Fecha: 1 de noviembre de 2020
Los primeros días del mes de noviembre tienen lugar dos celebraciones importantes en el calendario litúrgico: la solemnidad de Todos los santos y la conmemoración de los fieles difuntos. No son días para avivar nuestro dolor, sino para crecer en la virtud de la esperanza. Las personas no podemos vivir sin esperanzas. Quien pasa por un momento difícil naturalmente tiene la esperanza de superar la situación que le preocupa, y quien tiene un objetivo vive con la esperanza de poder conseguirlo y lucha por ello. Una persona sin esperanza es una persona sin ilusión. La esperanza más fundamental de todo ser humano es vivir. Por ello es en la enfermedad cuando esta virtud se pone a prueba de una manera más radical.
La muerte, que es el horizonte de nuestra vida terrena, es la dificultad más grande para mantener la esperanza: “El último enemigo en ser destruido será la muerte” (1Cor 15, 26). Ante ella, para quien no tiene fe, el deseo de vida que hay en el corazón de todo ser humano parece una ilusión para poder afrontar las dificultades, pero en el fondo algo irreal. En cambio la fe en Cristo, que murió y resucitó por nosotros, nos descubre que la meta de nuestra esperanza traspasa los límites de esta vida: “Si hemos puesto nuestra esperanza en Cristo solo en esta vida, somos los más desgraciados de toda la humanidad” (1Cor 15, 19).
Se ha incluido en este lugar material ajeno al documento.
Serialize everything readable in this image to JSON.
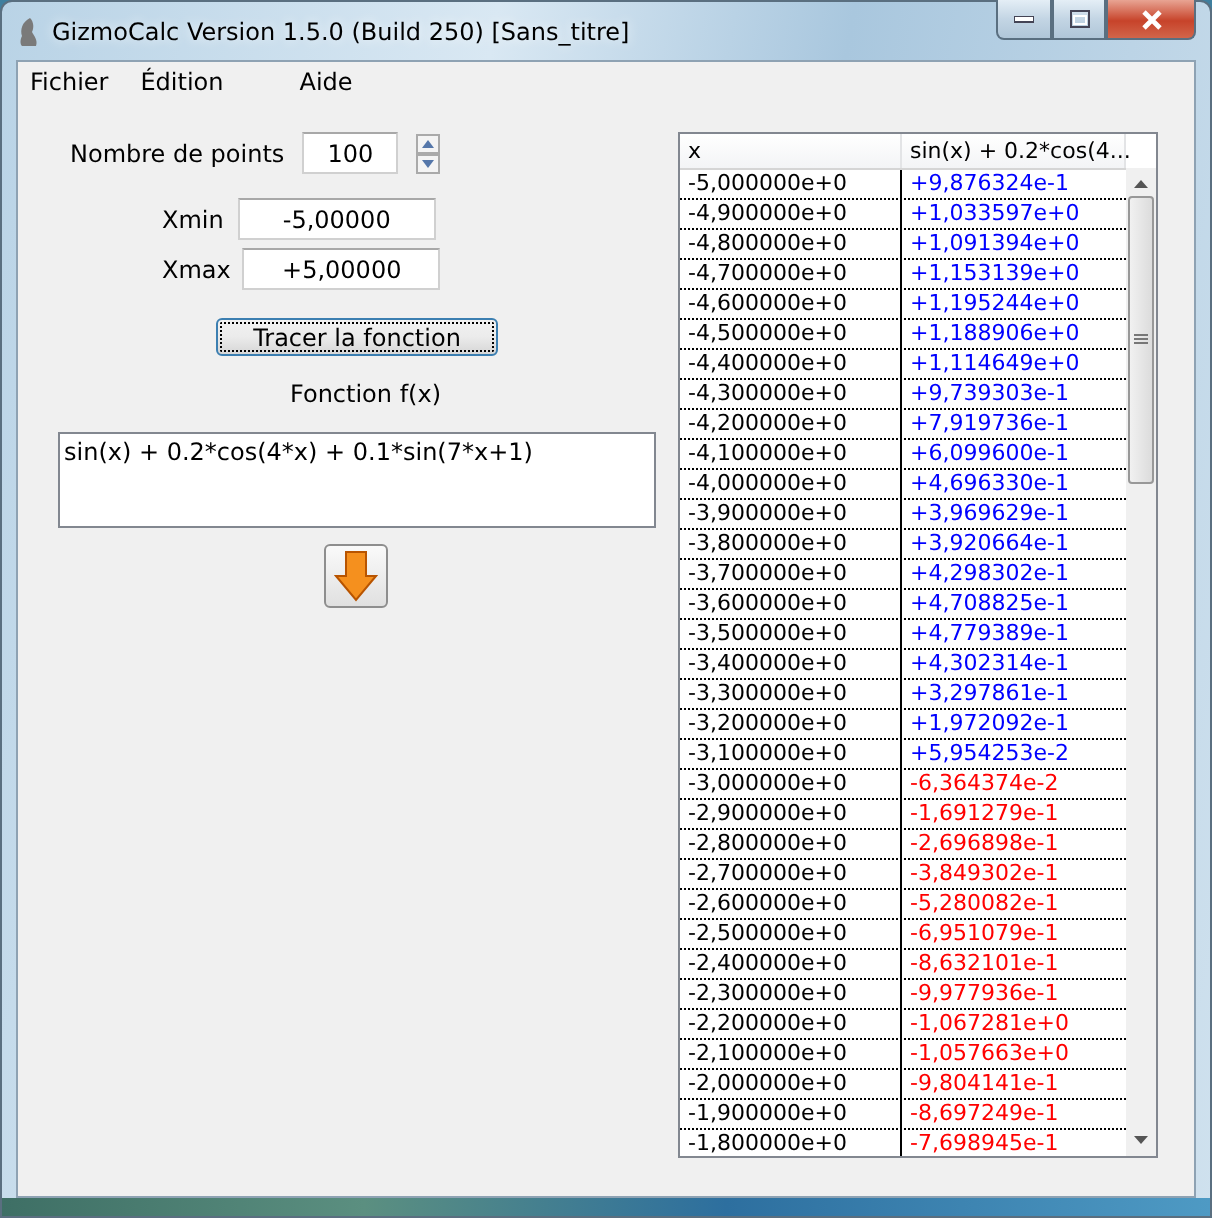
{
  "window": {
    "title": "GizmoCalc  Version 1.5.0 (Build 250) [Sans_titre]"
  },
  "menu": [
    "Fichier",
    "Édition",
    "Aide"
  ],
  "form": {
    "points_label": "Nombre de points",
    "points": "100",
    "xmin_label": "Xmin",
    "xmin": "-5,00000",
    "xmax_label": "Xmax",
    "xmax": "+5,00000",
    "plot_button": "Tracer la fonction",
    "function_label": "Fonction f(x)",
    "function": "sin(x) + 0.2*cos(4*x) + 0.1*sin(7*x+1)"
  },
  "table": {
    "columns": [
      "x",
      "sin(x) + 0.2*cos(4..."
    ],
    "rows": [
      {
        "x": "-5,000000e+0",
        "value": "+9,876324e-1",
        "color": "#0000ff"
      },
      {
        "x": "-4,900000e+0",
        "value": "+1,033597e+0",
        "color": "#0000ff"
      },
      {
        "x": "-4,800000e+0",
        "value": "+1,091394e+0",
        "color": "#0000ff"
      },
      {
        "x": "-4,700000e+0",
        "value": "+1,153139e+0",
        "color": "#0000ff"
      },
      {
        "x": "-4,600000e+0",
        "value": "+1,195244e+0",
        "color": "#0000ff"
      },
      {
        "x": "-4,500000e+0",
        "value": "+1,188906e+0",
        "color": "#0000ff"
      },
      {
        "x": "-4,400000e+0",
        "value": "+1,114649e+0",
        "color": "#0000ff"
      },
      {
        "x": "-4,300000e+0",
        "value": "+9,739303e-1",
        "color": "#0000ff"
      },
      {
        "x": "-4,200000e+0",
        "value": "+7,919736e-1",
        "color": "#0000ff"
      },
      {
        "x": "-4,100000e+0",
        "value": "+6,099600e-1",
        "color": "#0000ff"
      },
      {
        "x": "-4,000000e+0",
        "value": "+4,696330e-1",
        "color": "#0000ff"
      },
      {
        "x": "-3,900000e+0",
        "value": "+3,969629e-1",
        "color": "#0000ff"
      },
      {
        "x": "-3,800000e+0",
        "value": "+3,920664e-1",
        "color": "#0000ff"
      },
      {
        "x": "-3,700000e+0",
        "value": "+4,298302e-1",
        "color": "#0000ff"
      },
      {
        "x": "-3,600000e+0",
        "value": "+4,708825e-1",
        "color": "#0000ff"
      },
      {
        "x": "-3,500000e+0",
        "value": "+4,779389e-1",
        "color": "#0000ff"
      },
      {
        "x": "-3,400000e+0",
        "value": "+4,302314e-1",
        "color": "#0000ff"
      },
      {
        "x": "-3,300000e+0",
        "value": "+3,297861e-1",
        "color": "#0000ff"
      },
      {
        "x": "-3,200000e+0",
        "value": "+1,972092e-1",
        "color": "#0000ff"
      },
      {
        "x": "-3,100000e+0",
        "value": "+5,954253e-2",
        "color": "#0000ff"
      },
      {
        "x": "-3,000000e+0",
        "value": "-6,364374e-2",
        "color": "#ff0000"
      },
      {
        "x": "-2,900000e+0",
        "value": "-1,691279e-1",
        "color": "#ff0000"
      },
      {
        "x": "-2,800000e+0",
        "value": "-2,696898e-1",
        "color": "#ff0000"
      },
      {
        "x": "-2,700000e+0",
        "value": "-3,849302e-1",
        "color": "#ff0000"
      },
      {
        "x": "-2,600000e+0",
        "value": "-5,280082e-1",
        "color": "#ff0000"
      },
      {
        "x": "-2,500000e+0",
        "value": "-6,951079e-1",
        "color": "#ff0000"
      },
      {
        "x": "-2,400000e+0",
        "value": "-8,632101e-1",
        "color": "#ff0000"
      },
      {
        "x": "-2,300000e+0",
        "value": "-9,977936e-1",
        "color": "#ff0000"
      },
      {
        "x": "-2,200000e+0",
        "value": "-1,067281e+0",
        "color": "#ff0000"
      },
      {
        "x": "-2,100000e+0",
        "value": "-1,057663e+0",
        "color": "#ff0000"
      },
      {
        "x": "-2,000000e+0",
        "value": "-9,804141e-1",
        "color": "#ff0000"
      },
      {
        "x": "-1,900000e+0",
        "value": "-8,697249e-1",
        "color": "#ff0000"
      },
      {
        "x": "-1,800000e+0",
        "value": "-7,698945e-1",
        "color": "#ff0000"
      }
    ]
  }
}
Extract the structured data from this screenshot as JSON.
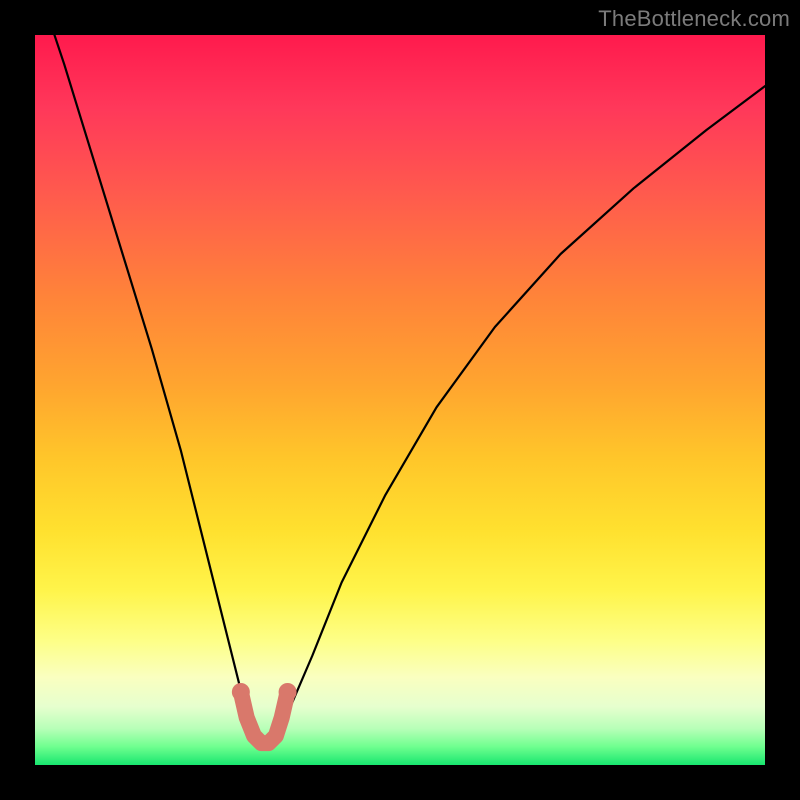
{
  "watermark": "TheBottleneck.com",
  "chart_data": {
    "type": "line",
    "title": "",
    "xlabel": "",
    "ylabel": "",
    "xlim": [
      0,
      100
    ],
    "ylim": [
      0,
      100
    ],
    "series": [
      {
        "name": "bottleneck-curve",
        "x": [
          0,
          4,
          8,
          12,
          16,
          20,
          23,
          26,
          28,
          30,
          31,
          32,
          33,
          35,
          38,
          42,
          48,
          55,
          63,
          72,
          82,
          92,
          100
        ],
        "values": [
          108,
          96,
          83,
          70,
          57,
          43,
          31,
          19,
          11,
          5,
          3,
          3,
          4,
          8,
          15,
          25,
          37,
          49,
          60,
          70,
          79,
          87,
          93
        ]
      }
    ],
    "highlight": {
      "name": "optimal-range",
      "x": [
        28.2,
        29.0,
        30.0,
        31.0,
        32.0,
        33.0,
        33.8,
        34.6
      ],
      "values": [
        10.0,
        6.5,
        4.0,
        3.0,
        3.0,
        4.0,
        6.5,
        10.0
      ]
    },
    "background_gradient": {
      "top": "#ff1a4d",
      "mid": "#ffe12f",
      "bottom": "#18e66f"
    }
  }
}
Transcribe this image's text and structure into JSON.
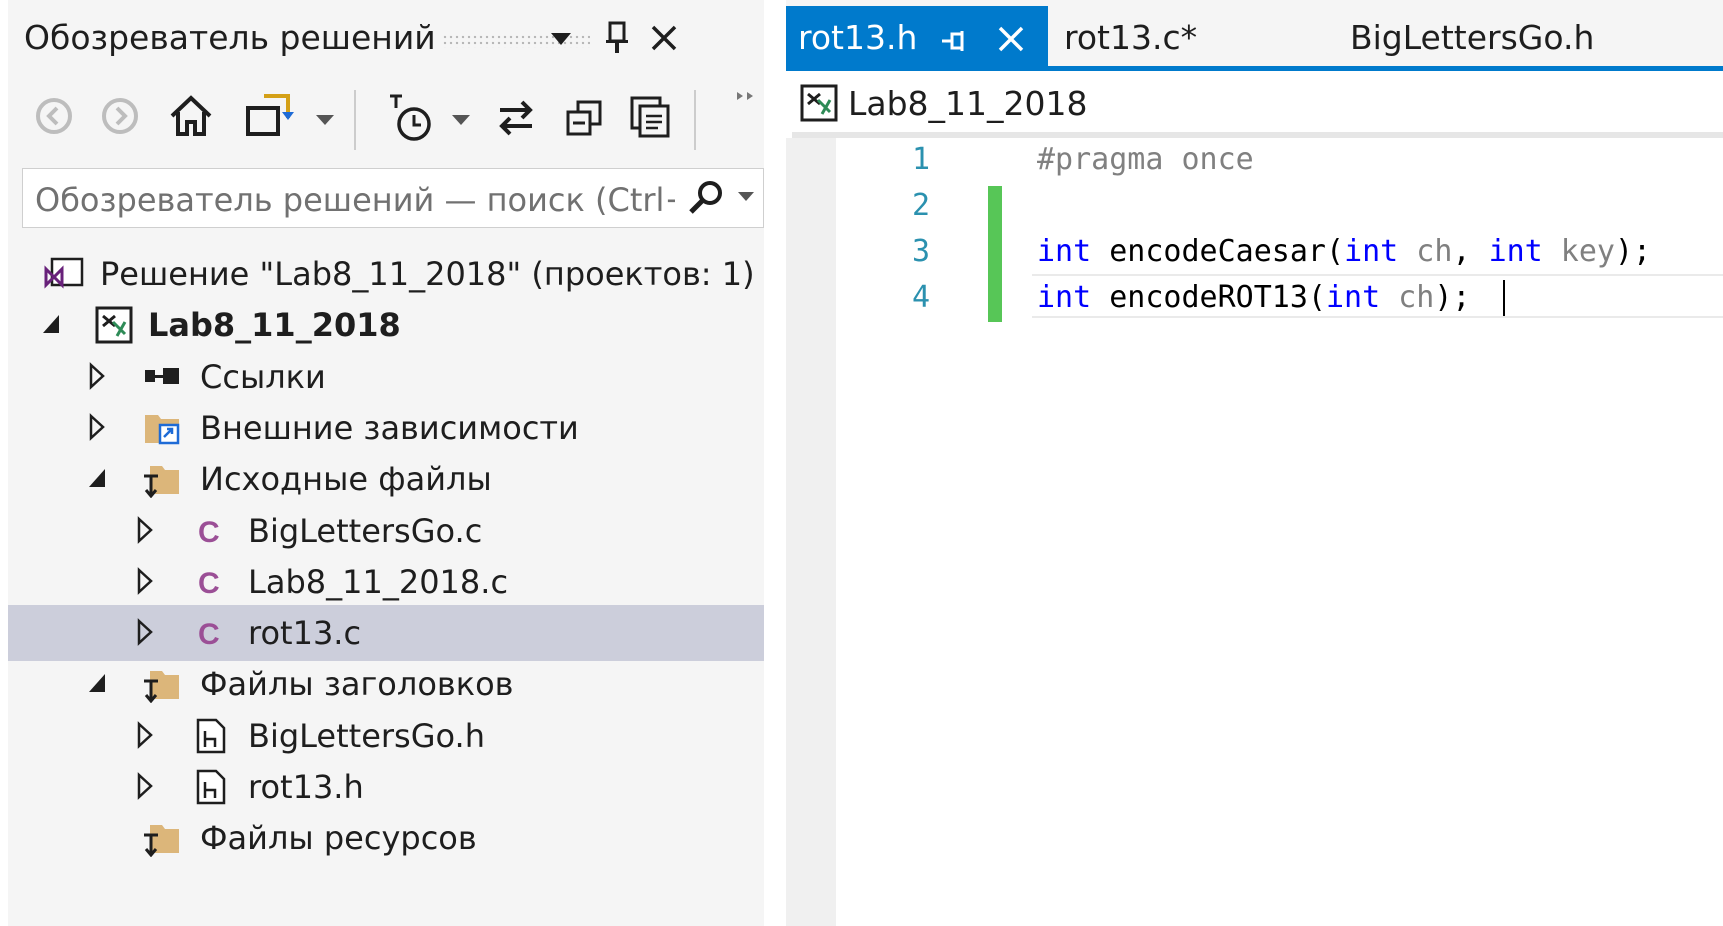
{
  "solution_explorer": {
    "title": "Обозреватель решений",
    "search_placeholder": "Обозреватель решений — поиск (Ctrl+;)",
    "toolbar_icons": [
      "back-icon",
      "forward-icon",
      "home-icon",
      "sync-icon",
      "history-icon",
      "swap-icon",
      "collapse-icon",
      "copy-icon",
      "more-icon"
    ],
    "tree": [
      {
        "label": "Решение \"Lab8_11_2018\"  (проектов: 1)",
        "icon": "solution-icon",
        "level": 0,
        "expander": "none",
        "bold": false,
        "selected": false
      },
      {
        "label": "Lab8_11_2018",
        "icon": "project-icon",
        "level": 1,
        "expander": "expanded",
        "bold": true,
        "selected": false
      },
      {
        "label": "Ссылки",
        "icon": "references-icon",
        "level": 2,
        "expander": "collapsed",
        "bold": false,
        "selected": false
      },
      {
        "label": "Внешние зависимости",
        "icon": "external-deps-icon",
        "level": 2,
        "expander": "collapsed",
        "bold": false,
        "selected": false
      },
      {
        "label": "Исходные файлы",
        "icon": "folder-icon",
        "level": 2,
        "expander": "expanded",
        "bold": false,
        "selected": false
      },
      {
        "label": "BigLettersGo.c",
        "icon": "c-file-icon",
        "level": 3,
        "expander": "collapsed",
        "bold": false,
        "selected": false
      },
      {
        "label": "Lab8_11_2018.c",
        "icon": "c-file-icon",
        "level": 3,
        "expander": "collapsed",
        "bold": false,
        "selected": false
      },
      {
        "label": "rot13.c",
        "icon": "c-file-icon",
        "level": 3,
        "expander": "collapsed",
        "bold": false,
        "selected": true
      },
      {
        "label": "Файлы заголовков",
        "icon": "folder-icon",
        "level": 2,
        "expander": "expanded",
        "bold": false,
        "selected": false
      },
      {
        "label": "BigLettersGo.h",
        "icon": "h-file-icon",
        "level": 3,
        "expander": "collapsed",
        "bold": false,
        "selected": false
      },
      {
        "label": "rot13.h",
        "icon": "h-file-icon",
        "level": 3,
        "expander": "collapsed",
        "bold": false,
        "selected": false
      },
      {
        "label": "Файлы ресурсов",
        "icon": "folder-icon",
        "level": 2,
        "expander": "none",
        "bold": false,
        "selected": false
      }
    ]
  },
  "editor": {
    "tabs": [
      {
        "label": "rot13.h",
        "active": true
      },
      {
        "label": "rot13.c*",
        "active": false
      },
      {
        "label": "BigLettersGo.h",
        "active": false
      }
    ],
    "nav_project": "Lab8_11_2018",
    "line_numbers": [
      "1",
      "2",
      "3",
      "4"
    ],
    "code": {
      "line1": {
        "pp": "#pragma once"
      },
      "line3": {
        "kw1": "int",
        "t1": " encodeCaesar(",
        "kw2": "int",
        "p1": " ch",
        "t2": ", ",
        "kw3": "int",
        "p2": " key",
        "t3": ");"
      },
      "line4": {
        "kw1": "int",
        "t1": " encodeROT13(",
        "kw2": "int",
        "p1": " ch",
        "t2": ");"
      }
    }
  },
  "colors": {
    "accent": "#007acc",
    "selection": "#cccedb",
    "change_bar": "#57c657",
    "keyword": "#0000ff",
    "line_number": "#2b91af"
  }
}
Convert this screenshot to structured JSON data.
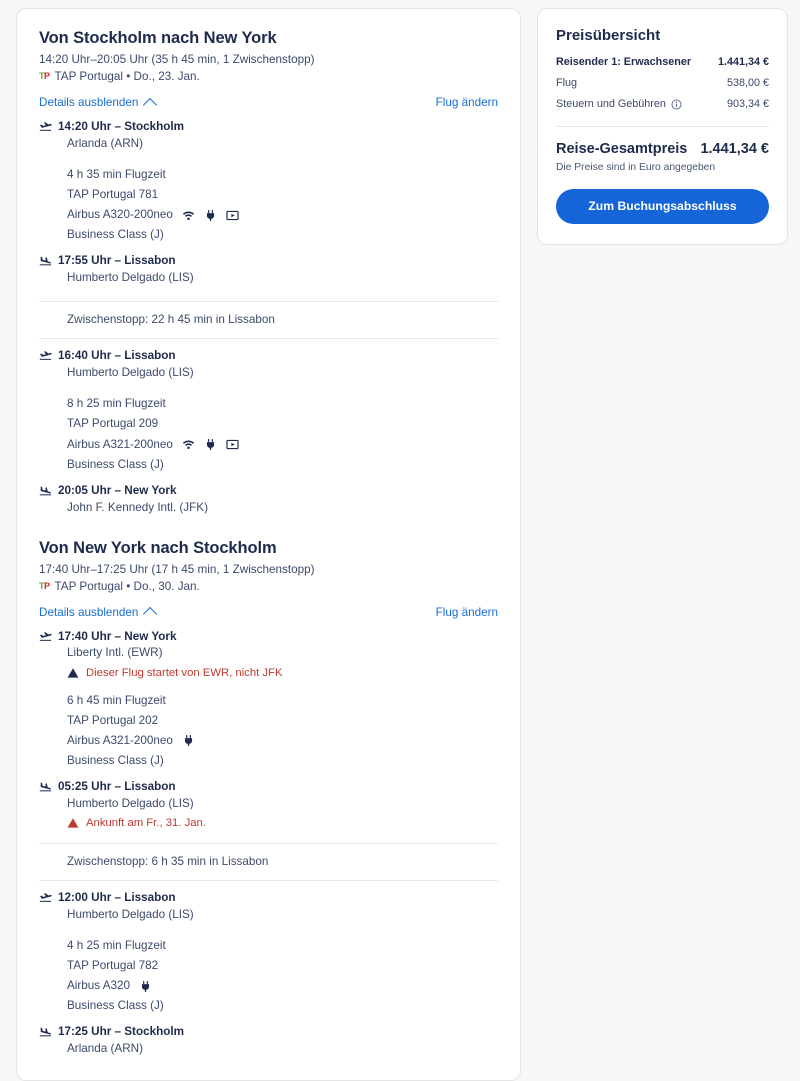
{
  "itinerary": {
    "legs": [
      {
        "title": "Von Stockholm nach New York",
        "times": "14:20 Uhr–20:05 Uhr (35 h 45 min, 1 Zwischenstopp)",
        "airline_logo_t": "T",
        "airline_logo_p": "P",
        "airline_line": "TAP Portugal • Do., 23. Jan.",
        "details_toggle": "Details ausblenden",
        "change_flight": "Flug ändern",
        "segments": [
          {
            "departure_time_city": "14:20 Uhr – Stockholm",
            "departure_airport": "Arlanda (ARN)",
            "duration": "4 h 35 min Flugzeit",
            "flight_number": "TAP Portugal 781",
            "aircraft": "Airbus A320-200neo",
            "amenities": [
              "wifi-icon",
              "power-icon",
              "entertainment-icon"
            ],
            "cabin": "Business Class (J)",
            "arrival_time_city": "17:55 Uhr – Lissabon",
            "arrival_airport": "Humberto Delgado (LIS)"
          },
          {
            "departure_time_city": "16:40 Uhr – Lissabon",
            "departure_airport": "Humberto Delgado (LIS)",
            "duration": "8 h 25 min Flugzeit",
            "flight_number": "TAP Portugal 209",
            "aircraft": "Airbus A321-200neo",
            "amenities": [
              "wifi-icon",
              "power-icon",
              "entertainment-icon"
            ],
            "cabin": "Business Class (J)",
            "arrival_time_city": "20:05 Uhr – New York",
            "arrival_airport": "John F. Kennedy Intl. (JFK)"
          }
        ],
        "layover": "Zwischenstopp: 22 h 45 min in Lissabon"
      },
      {
        "title": "Von New York nach Stockholm",
        "times": "17:40 Uhr–17:25 Uhr (17 h 45 min, 1 Zwischenstopp)",
        "airline_logo_t": "T",
        "airline_logo_p": "P",
        "airline_line": "TAP Portugal • Do., 30. Jan.",
        "details_toggle": "Details ausblenden",
        "change_flight": "Flug ändern",
        "segments": [
          {
            "departure_time_city": "17:40 Uhr – New York",
            "departure_airport": "Liberty Intl. (EWR)",
            "departure_alert": "Dieser Flug startet von EWR, nicht JFK",
            "duration": "6 h 45 min Flugzeit",
            "flight_number": "TAP Portugal 202",
            "aircraft": "Airbus A321-200neo",
            "amenities": [
              "power-icon"
            ],
            "cabin": "Business Class (J)",
            "arrival_time_city": "05:25 Uhr – Lissabon",
            "arrival_airport": "Humberto Delgado (LIS)",
            "arrival_alert": "Ankunft am Fr., 31. Jan."
          },
          {
            "departure_time_city": "12:00 Uhr – Lissabon",
            "departure_airport": "Humberto Delgado (LIS)",
            "duration": "4 h 25 min Flugzeit",
            "flight_number": "TAP Portugal 782",
            "aircraft": "Airbus A320",
            "amenities": [
              "power-icon"
            ],
            "cabin": "Business Class (J)",
            "arrival_time_city": "17:25 Uhr – Stockholm",
            "arrival_airport": "Arlanda (ARN)"
          }
        ],
        "layover": "Zwischenstopp: 6 h 35 min in Lissabon"
      }
    ]
  },
  "summary": {
    "title": "Preisübersicht",
    "rows": [
      {
        "label": "Reisender 1: Erwachsener",
        "value": "1.441,34 €",
        "strong": true,
        "info": false
      },
      {
        "label": "Flug",
        "value": "538,00 €",
        "strong": false,
        "info": false
      },
      {
        "label": "Steuern und Gebühren",
        "value": "903,34 €",
        "strong": false,
        "info": true
      }
    ],
    "total_label": "Reise-Gesamtpreis",
    "total_value": "1.441,34 €",
    "currency_note": "Die Preise sind in Euro angegeben",
    "cta_label": "Zum Buchungsabschluss"
  },
  "colors": {
    "accent_blue": "#1565d8",
    "link_blue": "#1a6dd4",
    "text_navy": "#1f2b4d",
    "alert_red": "#c0392f",
    "page_bg": "#f7f7f7"
  }
}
Para el cristiano la verdadera esperanza no consiste únicamente en desear que se superen las dificultades o que se realicen sus pequeños deseos u objetivos, sino en aspirar a la vida eterna.
La esperanza es una virtud. Eso significa que es algo positivo. No consiste en aguardar con resignación una vida posible más allá de una muerte que un día u otro llegará, sino en desear que, cuando venga ese momento, las promesas de vida y de salvación que Dios nos ha revelado en Cristo se cumplan en nosotros y en nuestros seres queridos. Una esperanza vívida como mera resignación ante algo inevitable no nace de la fe y quita la alegría de vivir. La auténtica esperanza cristiana se vive como deseo del cielo y es la fuerza que nos ayuda a crecer en la santidad.
La esperanza hace brotar en nuestro corazón un sentimiento de alegría, porque tenemos la seguridad de que las promesas de Dios se han realizado en muchos hermanos nuestros que han vivido de una manera sencilla y humilde en amistad con Dios. Precisamente hace unas semanas hemos vivido en Asís la beatificación de Carlo Acutis, un joven italiano de de nuestro tiempo, de corazón limpio, enamorado de la Eucaristía, para quien el tesoro más grande era la amistad con Cristo. Afrontó su dolorosa enfermedad con un deseo grande de ir al cielo, dándonos así un testimonio luminoso de auténtica esperanza cristiana.
De la esperanza brota también la oración por nuestros hermanos difuntos. Estos días los recordamos con la serena confianza que nos da la fe, que nos dice que la misericordia del Señor es eterna, que Dios quiere que todos los hombres se salven y lleguen al conocimiento de la verdad y que si ha entregado a su Hijo a la muerte por nosotros, nada nos podrá separar de su amor.